Yazarların Kitap Okuma Hâlleri: Fatma Barbarosoğlu




“Yavaş yavaş okunur, renk renk çizilir.”

Okumak bir hâldir ve bütün hâller gibi havf ile reca arasında geçer. Kitapların zamanı vardır. Önce zamanlarına göre ayrılır kitaplar: Beş dakikalık, on dakikalık ve kesintisiz zamanların kitabı. Bir şiir kitabı ayakkabılığın üzerine yerleştirilir mesela. Sanki unutulmuş gibi. Değil aslında.
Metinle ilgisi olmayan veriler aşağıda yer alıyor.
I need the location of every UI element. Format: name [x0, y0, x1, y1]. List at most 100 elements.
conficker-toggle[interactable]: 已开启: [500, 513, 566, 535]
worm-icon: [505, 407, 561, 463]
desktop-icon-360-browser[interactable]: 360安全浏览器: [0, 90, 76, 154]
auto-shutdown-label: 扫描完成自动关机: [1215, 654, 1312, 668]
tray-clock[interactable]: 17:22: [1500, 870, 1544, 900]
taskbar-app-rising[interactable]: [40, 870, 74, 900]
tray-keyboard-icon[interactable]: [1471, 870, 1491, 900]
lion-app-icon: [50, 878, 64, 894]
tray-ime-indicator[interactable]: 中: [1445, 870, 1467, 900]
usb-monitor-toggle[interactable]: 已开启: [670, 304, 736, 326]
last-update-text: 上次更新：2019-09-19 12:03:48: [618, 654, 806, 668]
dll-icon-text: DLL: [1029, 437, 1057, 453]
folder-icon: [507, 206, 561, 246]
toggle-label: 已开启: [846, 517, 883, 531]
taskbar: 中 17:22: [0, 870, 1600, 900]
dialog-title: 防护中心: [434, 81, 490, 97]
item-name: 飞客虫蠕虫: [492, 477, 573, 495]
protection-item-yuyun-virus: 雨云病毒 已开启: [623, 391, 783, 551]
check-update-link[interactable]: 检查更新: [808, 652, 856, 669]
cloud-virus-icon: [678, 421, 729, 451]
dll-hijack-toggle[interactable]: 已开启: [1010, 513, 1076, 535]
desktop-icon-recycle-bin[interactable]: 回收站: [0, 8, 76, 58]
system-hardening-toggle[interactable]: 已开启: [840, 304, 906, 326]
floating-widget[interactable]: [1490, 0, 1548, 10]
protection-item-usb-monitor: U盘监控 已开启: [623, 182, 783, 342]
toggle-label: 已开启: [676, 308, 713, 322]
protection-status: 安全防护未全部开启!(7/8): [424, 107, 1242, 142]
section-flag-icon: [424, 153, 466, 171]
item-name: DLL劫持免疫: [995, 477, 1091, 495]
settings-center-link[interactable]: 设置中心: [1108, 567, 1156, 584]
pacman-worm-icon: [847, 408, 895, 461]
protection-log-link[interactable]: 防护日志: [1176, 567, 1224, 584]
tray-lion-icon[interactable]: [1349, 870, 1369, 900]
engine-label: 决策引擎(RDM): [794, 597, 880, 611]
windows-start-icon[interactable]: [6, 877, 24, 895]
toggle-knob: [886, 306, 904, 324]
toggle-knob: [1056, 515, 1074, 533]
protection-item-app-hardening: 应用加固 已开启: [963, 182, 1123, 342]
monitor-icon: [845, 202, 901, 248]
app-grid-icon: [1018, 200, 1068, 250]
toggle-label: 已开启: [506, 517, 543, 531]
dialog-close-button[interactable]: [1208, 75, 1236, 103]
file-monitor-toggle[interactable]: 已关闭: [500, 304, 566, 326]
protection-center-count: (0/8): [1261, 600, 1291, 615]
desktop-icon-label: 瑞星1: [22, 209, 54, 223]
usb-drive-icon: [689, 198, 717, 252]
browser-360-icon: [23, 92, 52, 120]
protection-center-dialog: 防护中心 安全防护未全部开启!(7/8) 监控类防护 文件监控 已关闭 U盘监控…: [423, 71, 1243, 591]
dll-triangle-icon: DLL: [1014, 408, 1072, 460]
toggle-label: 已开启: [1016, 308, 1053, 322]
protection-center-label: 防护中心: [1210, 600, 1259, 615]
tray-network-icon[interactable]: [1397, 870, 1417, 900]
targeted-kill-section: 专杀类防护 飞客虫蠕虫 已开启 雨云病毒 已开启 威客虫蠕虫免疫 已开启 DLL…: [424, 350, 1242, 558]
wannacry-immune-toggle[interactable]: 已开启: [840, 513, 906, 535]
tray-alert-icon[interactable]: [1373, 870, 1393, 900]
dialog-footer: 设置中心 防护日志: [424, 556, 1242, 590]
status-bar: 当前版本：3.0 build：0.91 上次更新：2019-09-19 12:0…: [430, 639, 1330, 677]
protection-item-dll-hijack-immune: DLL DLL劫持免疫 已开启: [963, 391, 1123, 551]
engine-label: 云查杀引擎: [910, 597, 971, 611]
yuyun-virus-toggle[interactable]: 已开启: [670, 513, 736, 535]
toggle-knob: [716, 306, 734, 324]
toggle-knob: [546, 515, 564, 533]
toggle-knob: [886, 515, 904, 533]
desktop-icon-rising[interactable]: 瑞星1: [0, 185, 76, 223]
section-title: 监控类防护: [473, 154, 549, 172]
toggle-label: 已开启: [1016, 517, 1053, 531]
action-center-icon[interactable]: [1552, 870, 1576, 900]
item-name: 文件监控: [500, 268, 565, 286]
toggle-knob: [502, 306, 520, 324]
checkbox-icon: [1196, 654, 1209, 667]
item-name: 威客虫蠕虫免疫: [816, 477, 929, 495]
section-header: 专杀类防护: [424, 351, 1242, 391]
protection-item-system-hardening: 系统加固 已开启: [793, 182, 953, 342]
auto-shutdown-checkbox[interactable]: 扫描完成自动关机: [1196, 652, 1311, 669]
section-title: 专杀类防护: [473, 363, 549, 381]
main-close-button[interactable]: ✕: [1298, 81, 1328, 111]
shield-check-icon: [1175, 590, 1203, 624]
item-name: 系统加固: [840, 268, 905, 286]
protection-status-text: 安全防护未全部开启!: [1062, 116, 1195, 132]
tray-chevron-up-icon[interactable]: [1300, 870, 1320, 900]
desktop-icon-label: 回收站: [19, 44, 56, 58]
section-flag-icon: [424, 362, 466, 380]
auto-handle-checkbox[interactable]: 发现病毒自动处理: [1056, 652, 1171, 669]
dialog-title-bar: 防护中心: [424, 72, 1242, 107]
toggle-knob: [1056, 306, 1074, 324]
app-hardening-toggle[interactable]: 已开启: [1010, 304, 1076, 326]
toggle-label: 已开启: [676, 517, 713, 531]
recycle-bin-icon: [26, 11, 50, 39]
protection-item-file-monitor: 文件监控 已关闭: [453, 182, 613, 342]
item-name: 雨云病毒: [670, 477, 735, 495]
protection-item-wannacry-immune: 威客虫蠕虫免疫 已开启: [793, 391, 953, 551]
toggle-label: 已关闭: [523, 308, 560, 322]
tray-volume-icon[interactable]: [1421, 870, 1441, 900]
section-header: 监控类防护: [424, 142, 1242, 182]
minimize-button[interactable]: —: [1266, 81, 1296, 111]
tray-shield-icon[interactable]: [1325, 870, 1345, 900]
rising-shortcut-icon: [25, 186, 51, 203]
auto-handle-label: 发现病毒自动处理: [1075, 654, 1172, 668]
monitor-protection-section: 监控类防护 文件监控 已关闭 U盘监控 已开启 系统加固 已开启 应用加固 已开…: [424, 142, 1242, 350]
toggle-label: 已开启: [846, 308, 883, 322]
Her kapı çalışta otomatiğe basılıp, gelmekte olanın yukarı çıkacağı zamana kadar okunacak bir şiir için demlenmektedir kitap orada. Günde en az beş defa o kitap oradan alınır iki dakika içinde, bir sayfa açılır ve tane tane okunur. İki dakika işte o an 48 saate denktir. Zaman genişlemiştir. Şiirler de iki türlü okunur. Kahramanlar için okunacak şiirler, beni benden kurtaracak şiirler. Kahramanlar için okunacak şiirler için kitaplara gidilir. Beni benden kurtaracak şiirler gelir. Bir ihsan olarak gelir. Ya şairi imzalayıp göndermiştir ya da bir dostun kütüphanesinde ayaküstü bakılırken, şöyle bir şiir kitabı seçilip, tefe’ül edilmişken. Bir ihsan olarak gelmiş ve beni bulmuş kitaplar bütün bir sene okunur. Okunur. Okunur. Yılın sonunda şöyle bir kayıt düşülür: Şeyh Galip ile yanılan yıldı. Ya da Turgut Uyar’ın yeniden keşfiydi. Ya da bütün sene bir mısra idi aslında: "Çırpını çırpını giden atlardan indik" Öyküler can suyudur. Zor geçecek bir güne direnmek için ille de öykü. Öykü merhemdir çünkü. Hem yazan için, hem okuyan için. Sabah sabah kahvaltı hazırlanmak için girilmiş mutfakta; hemen zeytinlerin, peynirlerin yanı başında bir öykü okunuverir. Tamam olmuştur işte. Öyküden hoş bir nağme kalmıştır. Gün boyu o nağme dünyanın bütün kırıcı incitici seslerinden koruyacak bir dost olarak içinizde dolaşmaya devam edecektir. Kesintisiz zamanların kitapları için ille de defter, ille de içi renk renk yumuşak uçlu kuru kalemlerle doldurulmuş bir kalem kutusu gerekir. Yavaş yavaş okunur. Renk renk çizilir. Dışardan görenler okumuyor da resim yapıyor sanabilir. Beis yok. Her yerde yazabilirim. Her yerde okuyamam ama. Ses ve gürültü altında yazabilirim. Ses ve gürültü altında okuyamam asla. Yazmadan yaşayabilirim. Okumayandan. Bilmiyorum. Hiç kitapsız kalmadım.